In a sense, the model doesn't break down. It's more accurate to say that it isn't always strictly followed. And there are a lot of places where it is almost completely abandoned. Many of these examples involve concepts of tunneling.
A tunnel is a protocol within a protocol. One of the most frequent examples is a Virtual Private Network, or VPN. VPNs are often used to make secure connections through untrusted networks such as the Internet. Taking this example, suppose the users of a corporate LAN need to access some important internal application from out on the Internet. The information in the database is too sensitive to make it accessible from the Internet where anybody could get it. So the users have to make an encrypted VPN connection from their computers at home.

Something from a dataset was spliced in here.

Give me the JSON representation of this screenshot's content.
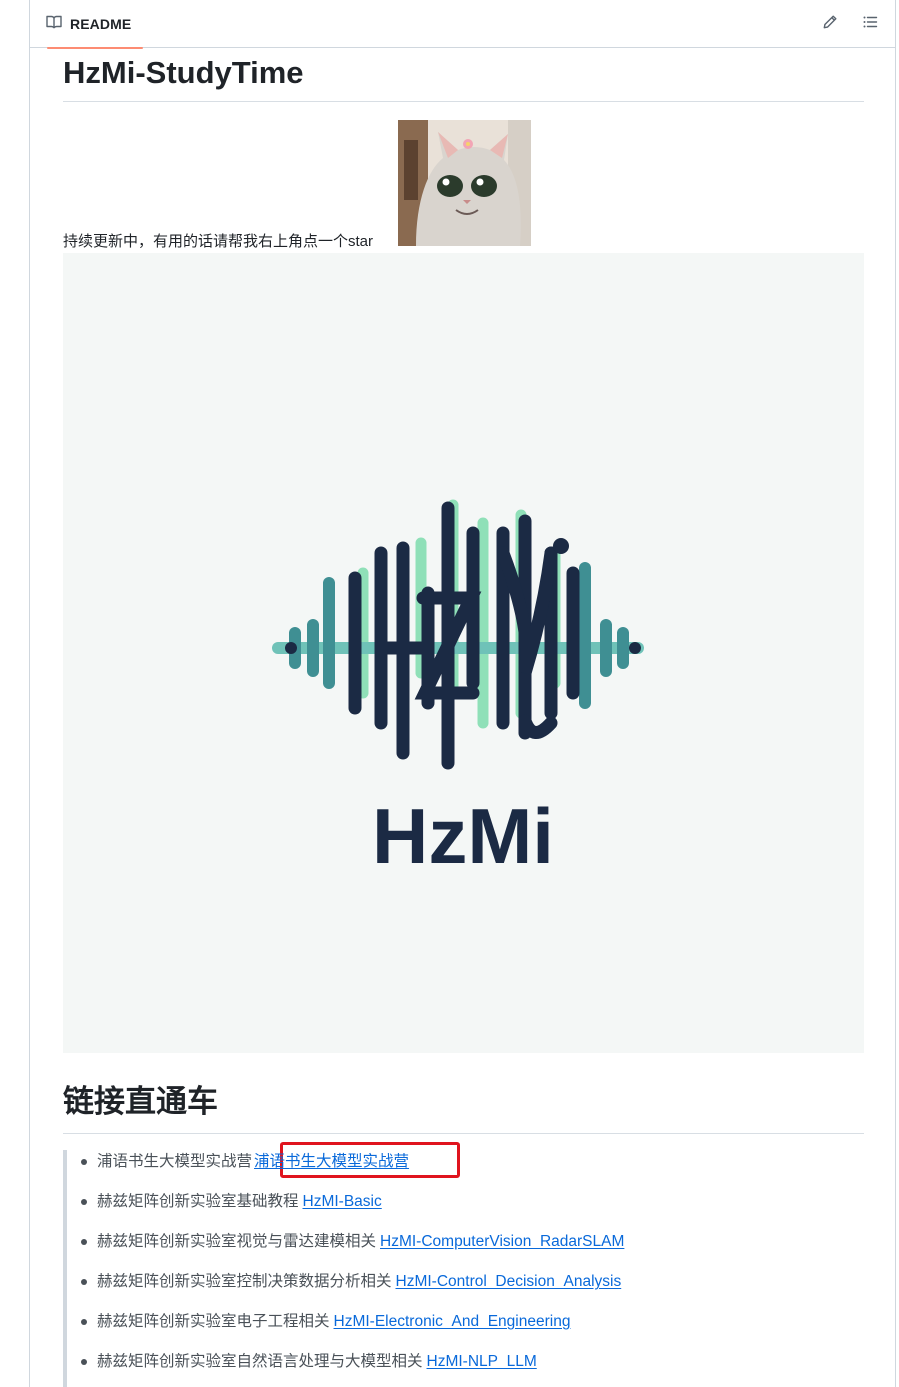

They first open a TCP connection from their home computers to the VPN server through the corporate firewall. This prompts them for usernames and passwords, and they log in. At this point everything seems to follow the OSI model. But then, through this TCP session, the network passes a special VPN protocol that allows users to access the internal LAN as if they were connected locally (although slower). They obtain a new IP address for this internal connection and work normally. In fact, they also can pass IPX traffic through their VPN to connect to the corporate file server. So the VPN is acting as if it were a Layer 2 protocol because it is carrying Layer 3 protocols. But in fact it's a Layer 6 protocol.
Now, suppose the users' own Internet connection is made via a DSL connection. One of the most popular ways to implement DSL in North America is to emulate an Ethernet segment, a Layer 2 protocol. But the connection over this Ethernet segment is made using PPPoE (PPP over Ethernet), a Layer 3 protocol that carries PPP, a Layer 2 protocol.

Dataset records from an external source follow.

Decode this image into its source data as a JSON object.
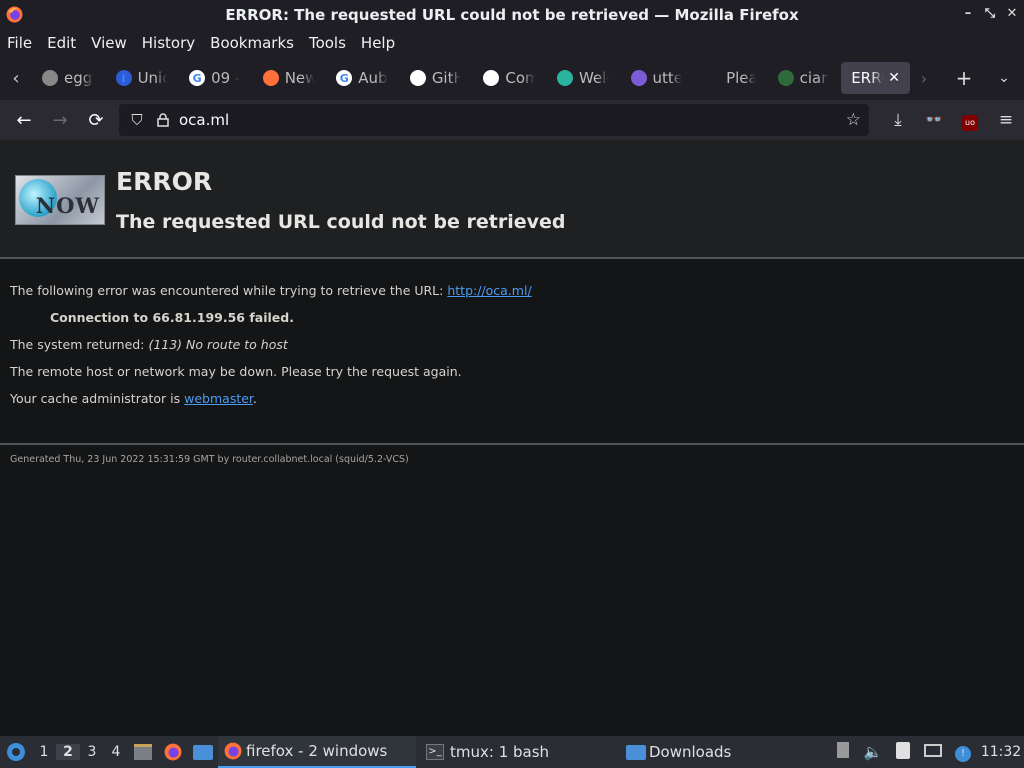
{
  "window": {
    "title": "ERROR: The requested URL could not be retrieved — Mozilla Firefox",
    "controls": [
      "–",
      "⤡",
      "✕"
    ]
  },
  "menu": [
    "File",
    "Edit",
    "View",
    "History",
    "Bookmarks",
    "Tools",
    "Help"
  ],
  "tabs": [
    {
      "label": "eggy",
      "icon_color": "#888"
    },
    {
      "label": "Unic",
      "icon_color": "#2c5cd6",
      "icon_char": "i"
    },
    {
      "label": "09 -",
      "icon_color": "#ffffff",
      "icon_char": "G"
    },
    {
      "label": "New",
      "icon_color": "#ff7139"
    },
    {
      "label": "Aub",
      "icon_color": "#ffffff",
      "icon_char": "G"
    },
    {
      "label": "GitH",
      "icon_color": "#ffffff"
    },
    {
      "label": "Com",
      "icon_color": "#ffffff"
    },
    {
      "label": "Welc",
      "icon_color": "#2bb3a0"
    },
    {
      "label": "utte",
      "icon_color": "#7c5cd6"
    },
    {
      "label": "Plea",
      "icon_color": "transparent"
    },
    {
      "label": "cian",
      "icon_color": "#2f6b3a"
    },
    {
      "label": "ERRO",
      "active": true
    }
  ],
  "url": "oca.ml",
  "page": {
    "title": "ERROR",
    "subtitle": "The requested URL could not be retrieved",
    "logo_text": "NOW",
    "line1_prefix": "The following error was encountered while trying to retrieve the URL:",
    "line1_link": "http://oca.ml/",
    "failed": "Connection to 66.81.199.56 failed.",
    "returned_prefix": "The system returned:",
    "returned_value": "(113) No route to host",
    "remote": "The remote host or network may be down. Please try the request again.",
    "admin_prefix": "Your cache administrator is",
    "admin_link": "webmaster",
    "admin_suffix": ".",
    "footer": "Generated Thu, 23 Jun 2022 15:31:59 GMT by router.collabnet.local (squid/5.2-VCS)"
  },
  "taskbar": {
    "workspaces": [
      "1",
      "2",
      "3",
      "4"
    ],
    "active_workspace": "2",
    "tasks": [
      "firefox - 2 windows",
      "tmux: 1 bash",
      "Downloads"
    ],
    "clock": "11:32"
  }
}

To summarize, there is a Layer 1 physical connection to the DSL provider. Over that the users run Ethernet emulations (Layer 2). On top of the Ethernet is PPPoE, another Layer 2 protocol.[1] Over that they run IP to communicate with the Internet at Layer 3. Then, using this IP stack, they connect to the VPN server with a special Layer 4 connection authenticated at Layer 5 and encrypted at Layer 6. Over this is new Ethernet emulation (back to Layer 2). The users can then run their normal applications (Layers 3-7) on top of this new Layer 2. And, if you wanted to be really weird, you could start over with another PPPoE session.

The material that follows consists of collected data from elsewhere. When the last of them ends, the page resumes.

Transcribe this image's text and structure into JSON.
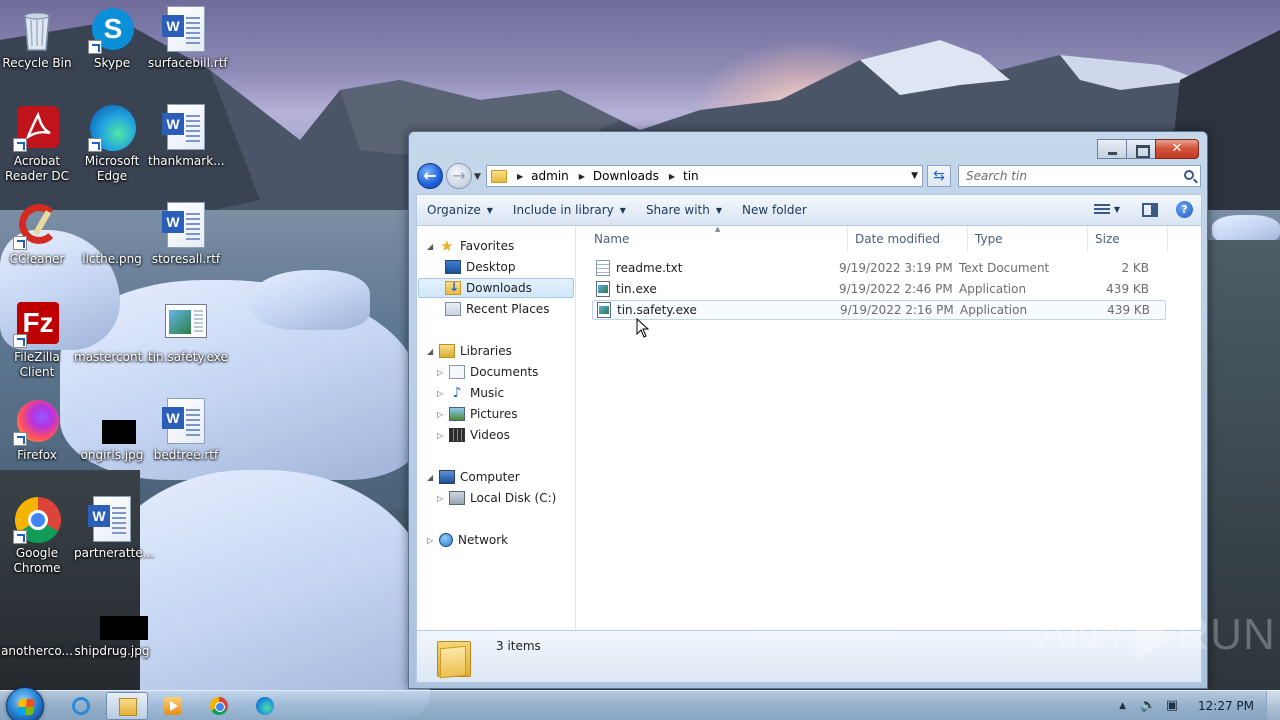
{
  "desktop": {
    "icons": [
      {
        "label": "Recycle Bin"
      },
      {
        "label": "Skype"
      },
      {
        "label": "surfacebill.rtf"
      },
      {
        "label": "Acrobat Reader DC"
      },
      {
        "label": "Microsoft Edge"
      },
      {
        "label": "thankmark..."
      },
      {
        "label": "CCleaner"
      },
      {
        "label": "llcthe.png"
      },
      {
        "label": "storesall.rtf"
      },
      {
        "label": "FileZilla Client"
      },
      {
        "label": "mastercont..."
      },
      {
        "label": "tin.safety.exe"
      },
      {
        "label": "Firefox"
      },
      {
        "label": "ongirls.jpg"
      },
      {
        "label": "bedtree.rtf"
      },
      {
        "label": "Google Chrome"
      },
      {
        "label": "partneratte..."
      },
      {
        "label": "anotherco..."
      },
      {
        "label": "shipdrug.jpg"
      }
    ]
  },
  "window": {
    "close_glyph": "✕",
    "breadcrumb": [
      "admin",
      "Downloads",
      "tin"
    ],
    "search_placeholder": "Search tin",
    "toolbar": {
      "organize": "Organize",
      "include_in_library": "Include in library",
      "share_with": "Share with",
      "new_folder": "New folder"
    },
    "nav": {
      "favorites": "Favorites",
      "desktop": "Desktop",
      "downloads": "Downloads",
      "recent_places": "Recent Places",
      "libraries": "Libraries",
      "documents": "Documents",
      "music": "Music",
      "pictures": "Pictures",
      "videos": "Videos",
      "computer": "Computer",
      "local_disk": "Local Disk (C:)",
      "network": "Network"
    },
    "columns": {
      "name": "Name",
      "date_modified": "Date modified",
      "type": "Type",
      "size": "Size"
    },
    "files": [
      {
        "name": "readme.txt",
        "date": "9/19/2022 3:19 PM",
        "type": "Text Document",
        "size": "2 KB",
        "icon": "text-file-icon"
      },
      {
        "name": "tin.exe",
        "date": "9/19/2022 2:46 PM",
        "type": "Application",
        "size": "439 KB",
        "icon": "application-icon"
      },
      {
        "name": "tin.safety.exe",
        "date": "9/19/2022 2:16 PM",
        "type": "Application",
        "size": "439 KB",
        "icon": "application-icon"
      }
    ],
    "status": {
      "item_count": "3 items"
    }
  },
  "watermark": {
    "left": "ANY",
    "right": "RUN"
  },
  "taskbar": {
    "clock": "12:27 PM",
    "pinned": [
      "internet-explorer",
      "windows-explorer",
      "windows-media-player",
      "google-chrome",
      "microsoft-edge"
    ],
    "active": "windows-explorer"
  }
}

[1] PPPoE is a particularly interesting protocol when studied on the OSI stack because it looks like Layer 3 protocol to the Ethernet protocol on top of which it sits. But it presents a standard Layer 2 PPP interface to the IP protocol that lives above it on the stack.
Things get very confusing if you try to map them too closely to the OSI model. But, as you can see from the previous example, it is still useful to think about the various protocols by function and the layers that represent those functions.